This project was funded by NASA and developed by the Jet Propulsion Laboratory, the W.M. Keck Observatory and NExScI. KI included the visibility amplitude and nulling modes as well as a more recently developed astrometric mode.

During KI operations, scientists at NExScI provided support to plan and conduct observations. NExScI has also developed various software tools to model and plan interferometric observations and to calibrate KI data. Following observing semester 2012A (ending on July 31, 2012), the Keck Interferometer will no longer be available for use. However the data archive and software tools are still available and can be accessed through the NExScI's KI support page.

=== Large Binocular Telescope Interferometer (LBTI) ===
The Large Binocular Telescope Interferometer (LBTI) is installed on the Large Binocular Telescope on Mt. Graham, Arizona. LBTI is designed to explore the regions surrounding nearby star systems for dust and planets and provide super resolution imaging in the mid-infrared.

LBTI science operations are expected to start in early 2013 and NExScI will provide the data archive for LBTI and serve as the support center for Guest Investigators using NASA time on the instrument.

=== Palomar Testbed Interferometer ===
The Palomar Testbed Interferometer (PTI) was a near-IR, long-baseline stellar interferometer located at Palomar Observatory in north San Diego County. It was developed to demonstrate the utility of ground-based differential astrometry in the search for planets around nearby stars, and to develop key technologies for the Keck Interferometer and space-based missions. PTI is no longer an operating facility, but previously collected data can be accessed through the PTI archive.

PTI's dual-star tracking system, the first and (still) only of its kind, simultaneously tracks interference fringes from a target star and a reference star against which the target is measured.
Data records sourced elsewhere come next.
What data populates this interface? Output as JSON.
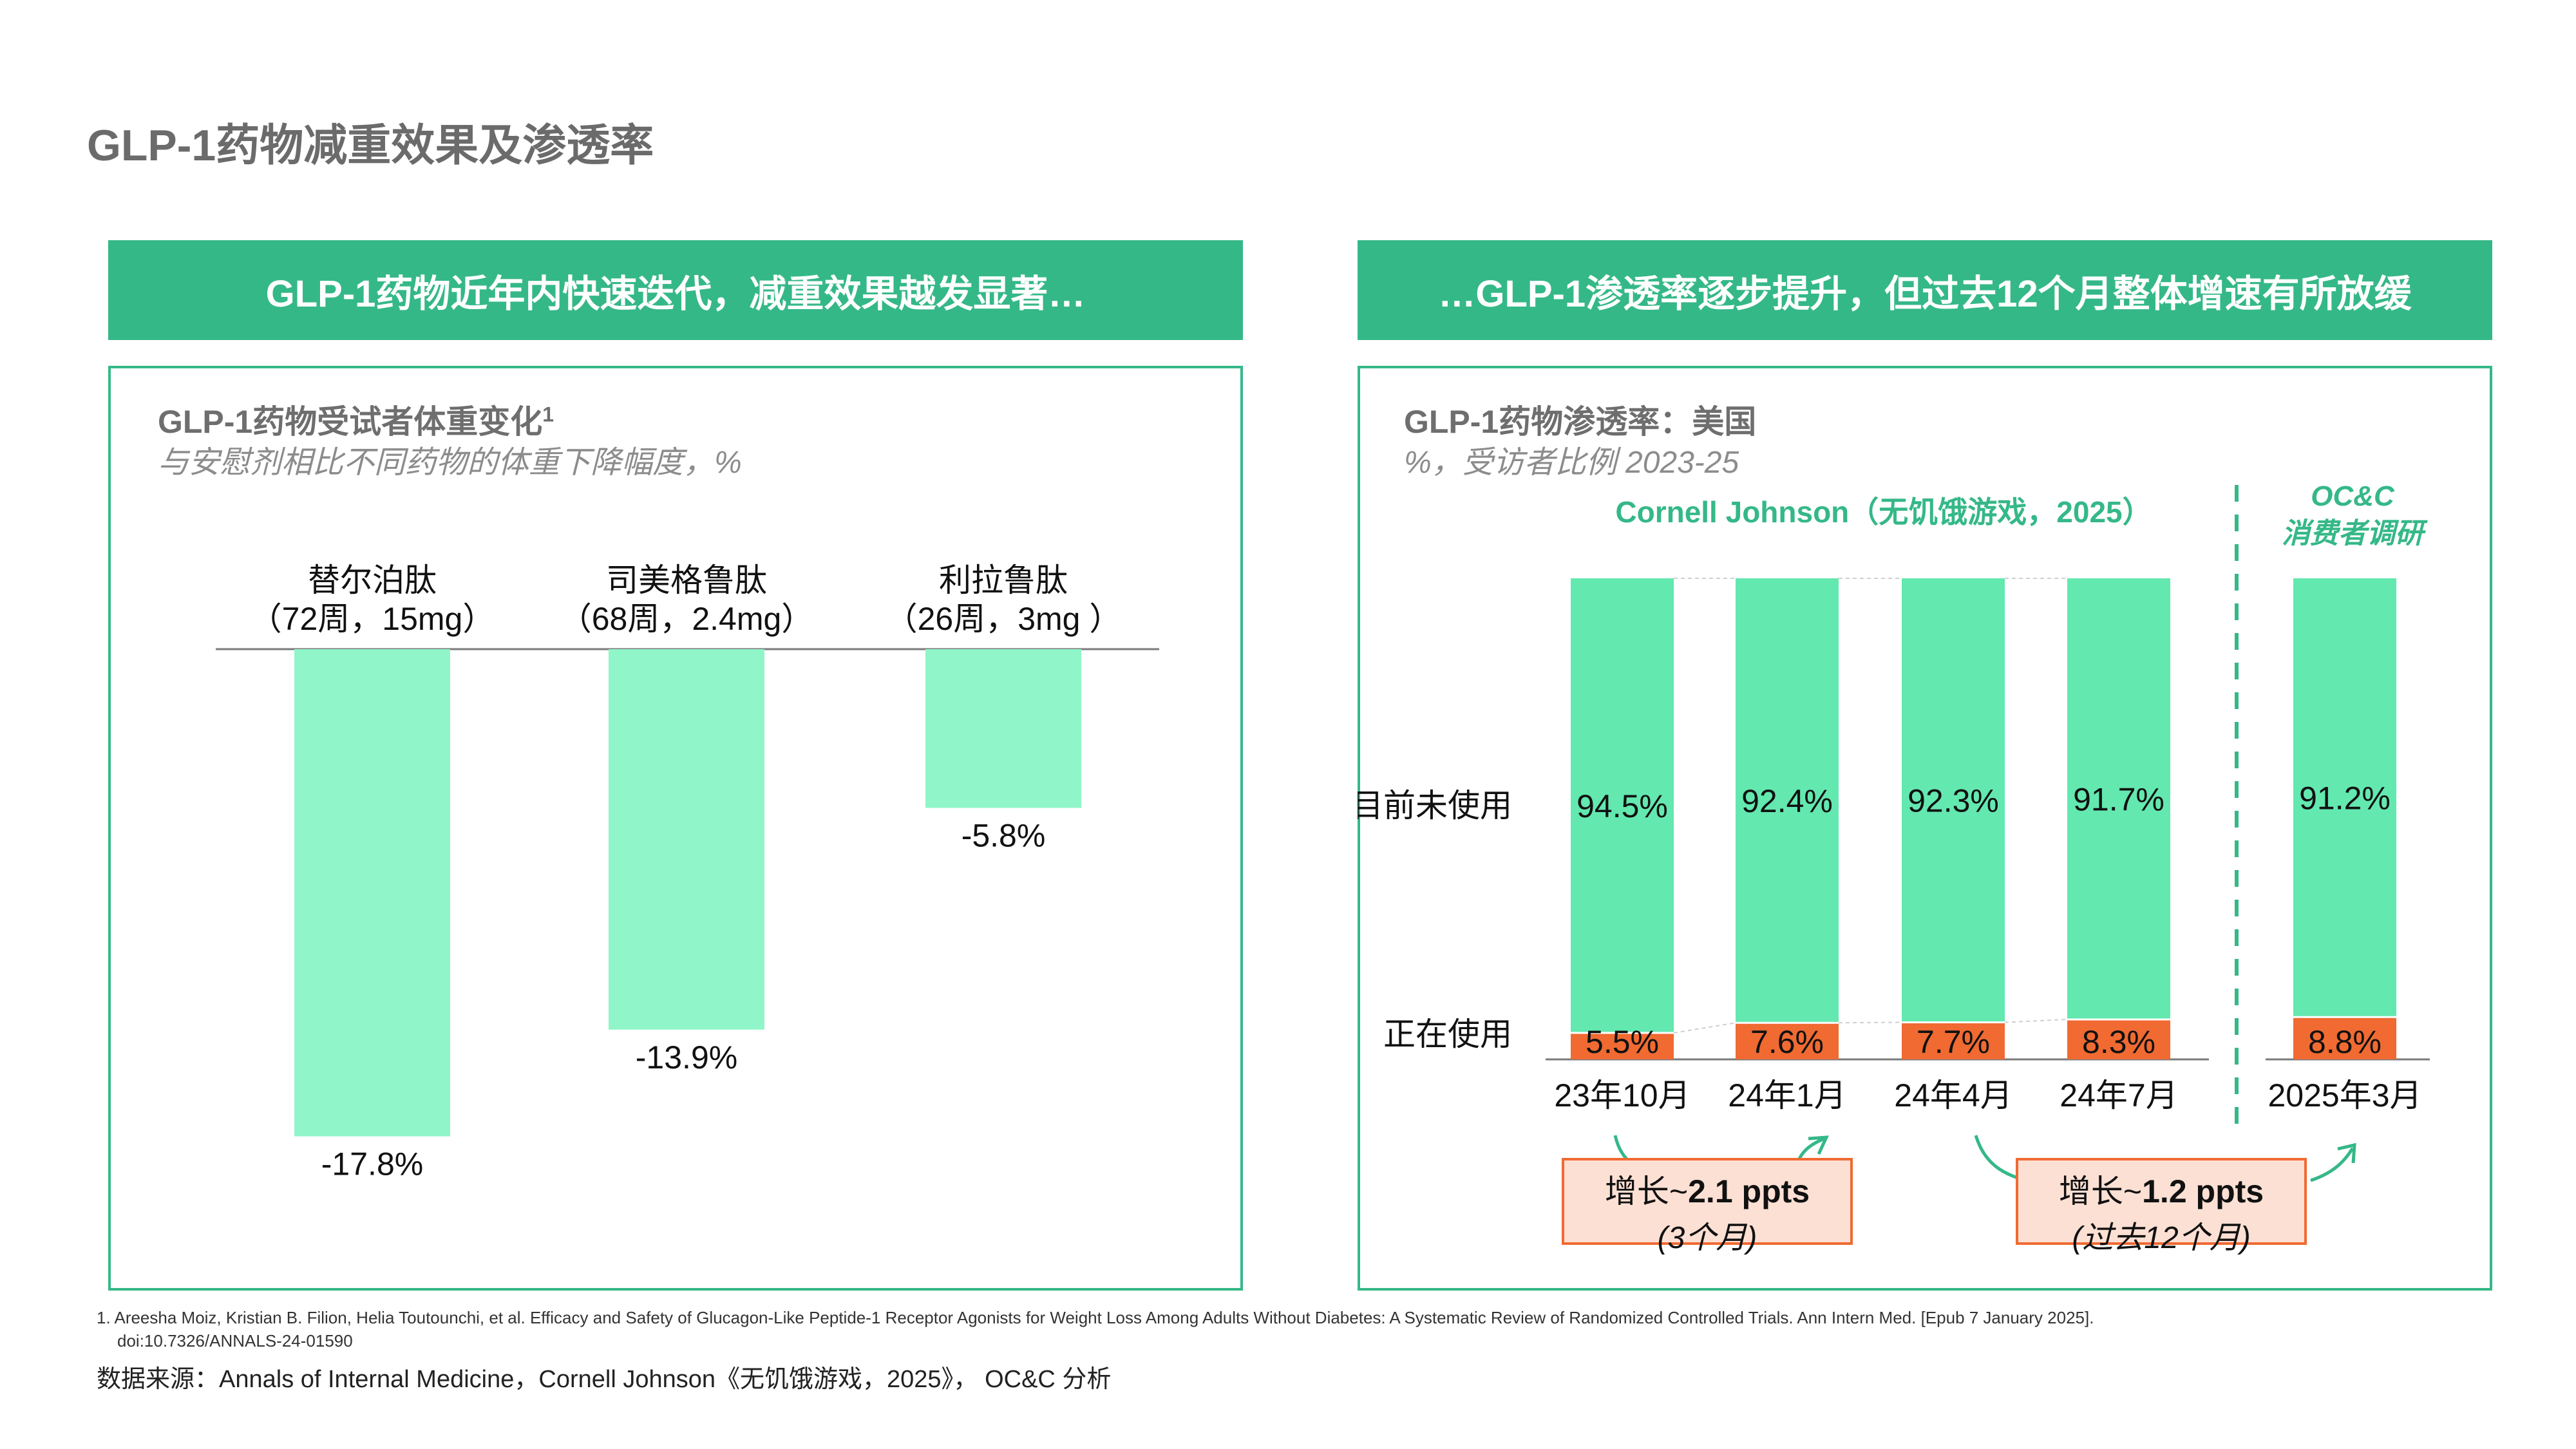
{
  "page_title": "GLP-1药物减重效果及渗透率",
  "left_banner": "GLP-1药物近年内快速迭代，减重效果越发显著…",
  "right_banner": "…GLP-1渗透率逐步提升，但过去12个月整体增速有所放缓",
  "left_panel": {
    "title": "GLP-1药物受试者体重变化",
    "title_sup": "1",
    "subtitle": "与安慰剂相比不同药物的体重下降幅度，%"
  },
  "right_panel": {
    "title": "GLP-1药物渗透率：美国",
    "subtitle": "%，受访者比例 2023-25",
    "group1_label": "Cornell Johnson（无饥饿游戏，2025）",
    "group2_label_line1": "OC&C",
    "group2_label_line2": "消费者调研",
    "row_label_not_using": "目前未使用",
    "row_label_using": "正在使用"
  },
  "deltas": [
    {
      "prefix": "增长~",
      "value": "2.1 ppts",
      "period": "(3个月)"
    },
    {
      "prefix": "增长~",
      "value": "1.2 ppts",
      "period": "(过去12个月)"
    }
  ],
  "footnote_line1": "1. Areesha Moiz, Kristian B. Filion, Helia Toutounchi, et al. Efficacy and Safety of Glucagon-Like Peptide-1 Receptor Agonists for Weight Loss Among Adults Without Diabetes: A Systematic Review of Randomized Controlled Trials. Ann Intern Med. [Epub 7 January 2025].",
  "footnote_line2": "doi:10.7326/ANNALS-24-01590",
  "source": "数据来源：Annals of Internal Medicine，Cornell Johnson《无饥饿游戏，2025》， OC&C 分析",
  "colors": {
    "banner_green": "#35b888",
    "bar_light_green": "#90f5c9",
    "bar_green": "#63e8b0",
    "bar_orange": "#f06a32",
    "axis": "#7a7a7a"
  },
  "chart_data": [
    {
      "type": "bar",
      "categories": [
        [
          "替尔泊肽",
          "（72周，15mg）"
        ],
        [
          "司美格鲁肽",
          "（68周，2.4mg）"
        ],
        [
          "利拉鲁肽",
          "（26周，3mg ）"
        ]
      ],
      "values": [
        -17.8,
        -13.9,
        -5.8
      ],
      "value_labels": [
        "-17.8%",
        "-13.9%",
        "-5.8%"
      ],
      "ylim": [
        -20,
        0
      ]
    },
    {
      "type": "bar",
      "stacked": true,
      "categories": [
        "23年10月",
        "24年1月",
        "24年4月",
        "24年7月",
        "2025年3月"
      ],
      "series": [
        {
          "name": "正在使用",
          "values": [
            5.5,
            7.6,
            7.7,
            8.3,
            8.8
          ],
          "labels": [
            "5.5%",
            "7.6%",
            "7.7%",
            "8.3%",
            "8.8%"
          ]
        },
        {
          "name": "目前未使用",
          "values": [
            94.5,
            92.4,
            92.3,
            91.7,
            91.2
          ],
          "labels": [
            "94.5%",
            "92.4%",
            "92.3%",
            "91.7%",
            "91.2%"
          ]
        }
      ],
      "ylim": [
        0,
        100
      ]
    }
  ]
}
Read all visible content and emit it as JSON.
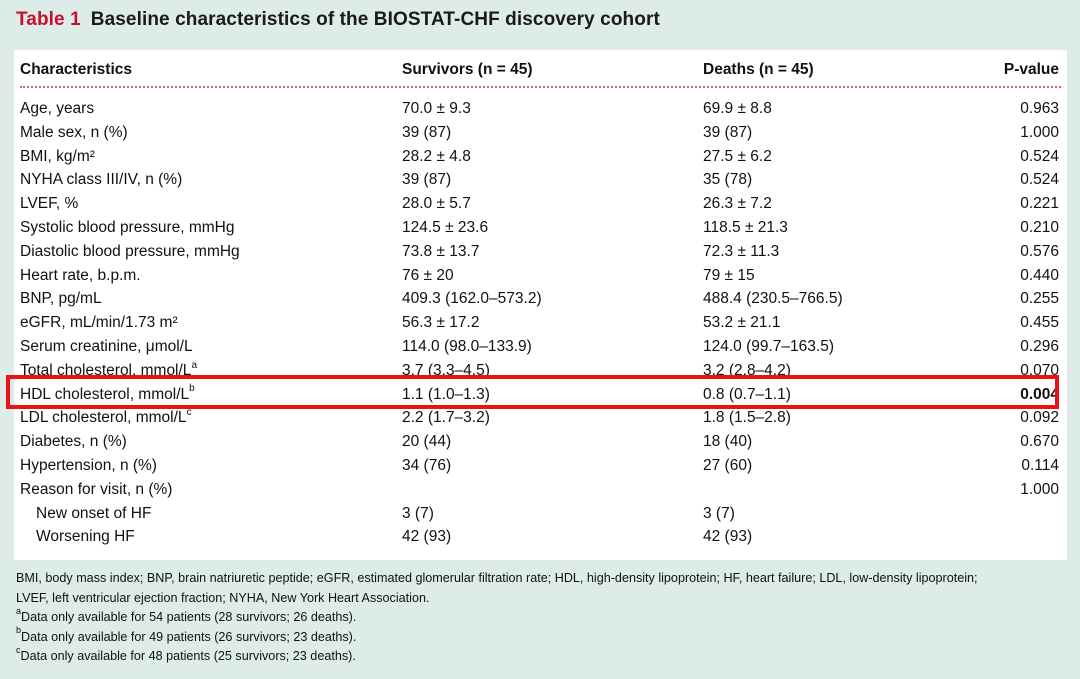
{
  "title": {
    "number": "Table 1",
    "text": "Baseline characteristics of the BIOSTAT-CHF discovery cohort"
  },
  "headers": {
    "characteristics": "Characteristics",
    "survivors": "Survivors (n = 45)",
    "deaths": "Deaths (n = 45)",
    "pvalue": "P-value"
  },
  "rows": [
    {
      "label": "Age, years",
      "survivors": "70.0 ± 9.3",
      "deaths": "69.9 ± 8.8",
      "p": "0.963"
    },
    {
      "label": "Male sex, n (%)",
      "survivors": "39 (87)",
      "deaths": "39 (87)",
      "p": "1.000"
    },
    {
      "label": "BMI, kg/m²",
      "survivors": "28.2 ± 4.8",
      "deaths": "27.5 ± 6.2",
      "p": "0.524"
    },
    {
      "label": "NYHA class III/IV, n (%)",
      "survivors": "39 (87)",
      "deaths": "35 (78)",
      "p": "0.524"
    },
    {
      "label": "LVEF, %",
      "survivors": "28.0 ± 5.7",
      "deaths": "26.3 ± 7.2",
      "p": "0.221"
    },
    {
      "label": "Systolic blood pressure, mmHg",
      "survivors": "124.5 ± 23.6",
      "deaths": "118.5 ± 21.3",
      "p": "0.210"
    },
    {
      "label": "Diastolic blood pressure, mmHg",
      "survivors": "73.8 ± 13.7",
      "deaths": "72.3 ± 11.3",
      "p": "0.576"
    },
    {
      "label": "Heart rate, b.p.m.",
      "survivors": "76 ± 20",
      "deaths": "79 ± 15",
      "p": "0.440"
    },
    {
      "label": "BNP, pg/mL",
      "survivors": "409.3 (162.0–573.2)",
      "deaths": "488.4 (230.5–766.5)",
      "p": "0.255"
    },
    {
      "label": "eGFR, mL/min/1.73 m²",
      "survivors": "56.3 ± 17.2",
      "deaths": "53.2 ± 21.1",
      "p": "0.455"
    },
    {
      "label": "Serum creatinine, μmol/L",
      "survivors": "114.0 (98.0–133.9)",
      "deaths": "124.0 (99.7–163.5)",
      "p": "0.296"
    },
    {
      "label": "Total cholesterol, mmol/L",
      "sup": "a",
      "survivors": "3.7 (3.3–4.5)",
      "deaths": "3.2 (2.8–4.2)",
      "p": "0.070"
    },
    {
      "label": "HDL cholesterol, mmol/L",
      "sup": "b",
      "survivors": "1.1 (1.0–1.3)",
      "deaths": "0.8 (0.7–1.1)",
      "p": "0.004",
      "bold_p": true
    },
    {
      "label": "LDL cholesterol, mmol/L",
      "sup": "c",
      "survivors": "2.2 (1.7–3.2)",
      "deaths": "1.8 (1.5–2.8)",
      "p": "0.092"
    },
    {
      "label": "Diabetes, n (%)",
      "survivors": "20 (44)",
      "deaths": "18 (40)",
      "p": "0.670"
    },
    {
      "label": "Hypertension, n (%)",
      "survivors": "34 (76)",
      "deaths": "27 (60)",
      "p": "0.114"
    },
    {
      "label": "Reason for visit, n (%)",
      "survivors": "",
      "deaths": "",
      "p": "1.000"
    },
    {
      "label": "New onset of HF",
      "indent": true,
      "survivors": "3 (7)",
      "deaths": "3 (7)",
      "p": ""
    },
    {
      "label": "Worsening HF",
      "indent": true,
      "survivors": "42 (93)",
      "deaths": "42 (93)",
      "p": ""
    }
  ],
  "footnotes": {
    "abbreviations_line1": "BMI, body mass index; BNP, brain natriuretic peptide; eGFR, estimated glomerular filtration rate; HDL, high-density lipoprotein; HF, heart failure; LDL, low-density lipoprotein;",
    "abbreviations_line2": "LVEF, left ventricular ejection fraction; NYHA, New York Heart Association.",
    "notes": [
      {
        "mark": "a",
        "text": "Data only available for 54 patients (28 survivors; 26 deaths)."
      },
      {
        "mark": "b",
        "text": "Data only available for 49 patients (26 survivors; 23 deaths)."
      },
      {
        "mark": "c",
        "text": "Data only available for 48 patients (25 survivors; 23 deaths)."
      }
    ]
  },
  "colors": {
    "background": "#ddebe9",
    "title_number": "#c8102e",
    "dotted_rule": "#e0607a",
    "highlight_box": "#ee1111"
  }
}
PTI has also been used to measure the sizes of dwarf, giant, and supergiant stars; the sizes of emissive regions around young stellar objects; and binary star orbits. It is the first interferometer to have directly measured the diameter changes of a Cepheid variable star, and directly measured the rotational oblateness of a rapidly rotating star.

NExScI personnel were instrumental in the development and scientific accomplishments of PTI, and are largely responsible for its data infrastructure and science planning and processing applications.

==Support of space-based observatories==

=== Kepler Mission Science and Analysis System (KSAS) ===
NExScI scientists and programmers have had the lead role in developing the Science Analysis System for the Kepler Mission. KSAS the software system used by the Kepler Science Team to collect all mission and follow-up data on planet candidates, manage the follow-up observing and produce mission results catalogs. KSAS also facilitates identification of planet candidates and helps the Kepler science team prioritize these candidates for follow-up ground observations. NExScI also developed the follow-up observation program server as part of this effort. In the coming years, the tools developed for KSAS will be applied to other transit datasets.

==Science research at NExScI==
Astronomers at NExScI are involved in a variety of projects, conducting science research using ground and space-based observatories and also figuring out how to best manage the vast amounts of astronomical data and make it available to the wider public.